Utilizations of reserves (11,224,000 euros) reflect almost exclusively the settlement of disputes.
B.3) Other Reserves
The Reserves for risks and charges of 845,020,000 euros include 5,476,000 euros attributable to the absorbed company Megs.
A breakdown of provisions totaling 141,118,000 euros is as follows:
  • 85,272,000 euros of integration of provisions for risks arisen during the period, among which extraordinary allowances for 25,500,000 euros set aside to cover the guarantees provided in connection with the sale of Tecnimont and Sidi Krir, 4,581,000 euros to write down certain tax credits and 7,018,000 euros added to certain reserves as inflation adjustments through December 31, 2005.
  • 21,250,000 euros for charges arising from presumed risks that may arise in connection with carbon dioxide emissions covered by EU Directive No. 2003/87/CE, which established a system for the trading of emissions of greenhouse gases such as Co2 (Emissions Rights).

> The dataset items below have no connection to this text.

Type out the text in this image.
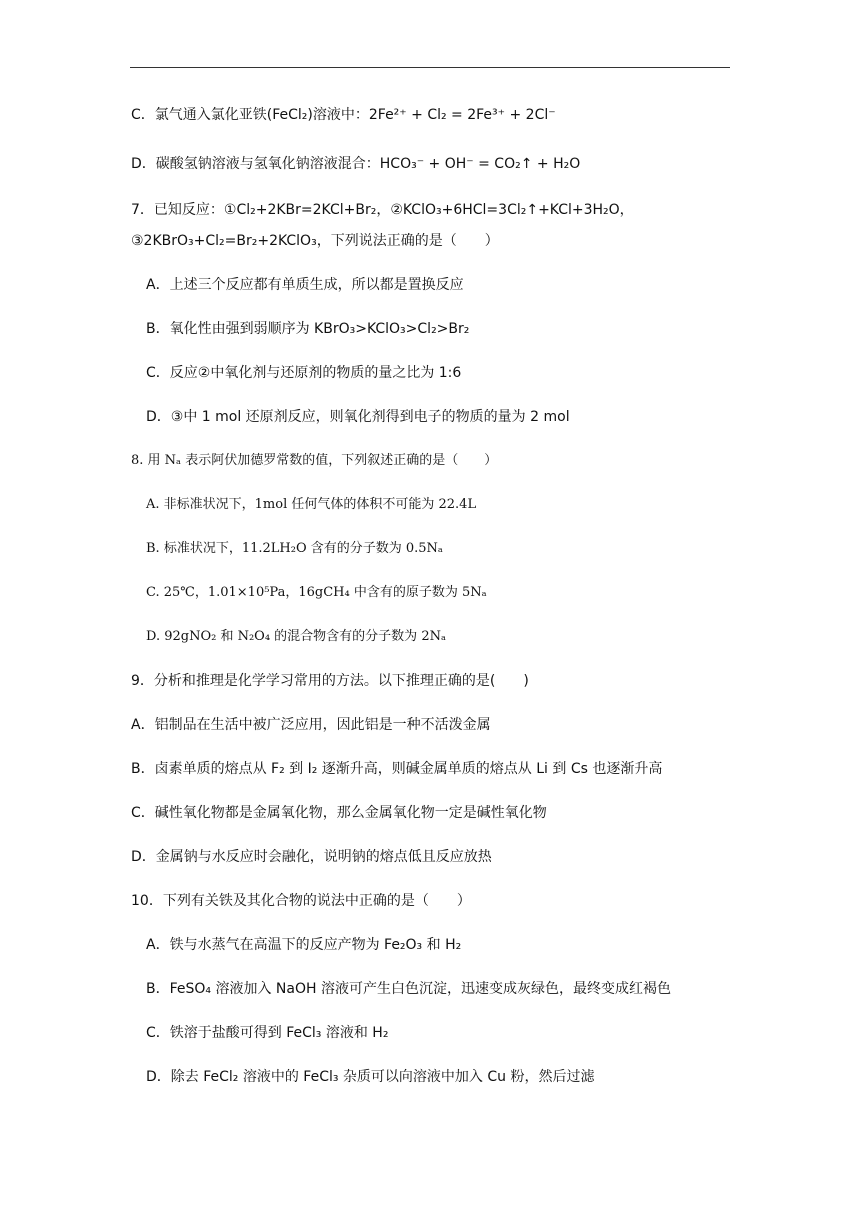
C．氯气通入氯化亚铁(FeCl₂)溶液中：2Fe²⁺ + Cl₂ = 2Fe³⁺ + 2Cl⁻
D．碳酸氢钠溶液与氢氧化钠溶液混合：HCO₃⁻ + OH⁻ = CO₂↑ + H₂O
7．已知反应：①Cl₂+2KBr=2KCl+Br₂，②KClO₃+6HCl=3Cl₂↑+KCl+3H₂O，
③2KBrO₃+Cl₂=Br₂+2KClO₃，下列说法正确的是（　　）
A．上述三个反应都有单质生成，所以都是置换反应
B．氧化性由强到弱顺序为 KBrO₃>KClO₃>Cl₂>Br₂
C．反应②中氧化剂与还原剂的物质的量之比为 1:6
D．③中 1 mol 还原剂反应，则氧化剂得到电子的物质的量为 2 mol
8. 用 Nₐ 表示阿伏加德罗常数的值，下列叙述正确的是（　　）
A. 非标准状况下，1mol 任何气体的体积不可能为 22.4L
B. 标准状况下，11.2LH₂O 含有的分子数为 0.5Nₐ
C. 25℃，1.01×10⁵Pa，16gCH₄ 中含有的原子数为 5Nₐ
D. 92gNO₂ 和 N₂O₄ 的混合物含有的分子数为 2Nₐ
9．分析和推理是化学学习常用的方法。以下推理正确的是(　　)
A．铝制品在生活中被广泛应用，因此铝是一种不活泼金属
B．卤素单质的熔点从 F₂ 到 I₂ 逐渐升高，则碱金属单质的熔点从 Li 到 Cs 也逐渐升高
C．碱性氧化物都是金属氧化物，那么金属氧化物一定是碱性氧化物
D．金属钠与水反应时会融化，说明钠的熔点低且反应放热
10．下列有关铁及其化合物的说法中正确的是（　　）
A．铁与水蒸气在高温下的反应产物为 Fe₂O₃ 和 H₂
B．FeSO₄ 溶液加入 NaOH 溶液可产生白色沉淀，迅速变成灰绿色，最终变成红褐色
C．铁溶于盐酸可得到 FeCl₃ 溶液和 H₂
D．除去 FeCl₂ 溶液中的 FeCl₃ 杂质可以向溶液中加入 Cu 粉，然后过滤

This system has not yet been fully incorporated into Italian law.
  • 17,720,000 euros for future environmental remediation costs at certain industrial sites.
  • 9,136,000 euros for closures of mineral properties and the removal of equipment upon completion of the exploitation of natural gas and oil fields.
  • 7,740,000 euros for future charges, mainly in connection with the settlement of trade disputes, adjustment payments on government concession fees and compensation for damages payable.
Decreases of 220,223,000 euros include:
  • 100,000,000 euros drawn from a reserve for risks upon the signing of an agreement settling any and all present and future claims stemming from contractual commitments pursuant to a contract signed in 2002 to sell the investment in Cereol to Bunge. This settlement had a positive impact of 31,847,000 euros in the Company's statement of income.
  • 21,133,000 euros drawn from a reserve for risks to cover costs incurred in connection with contractual disputes involving the sale of real estate assets.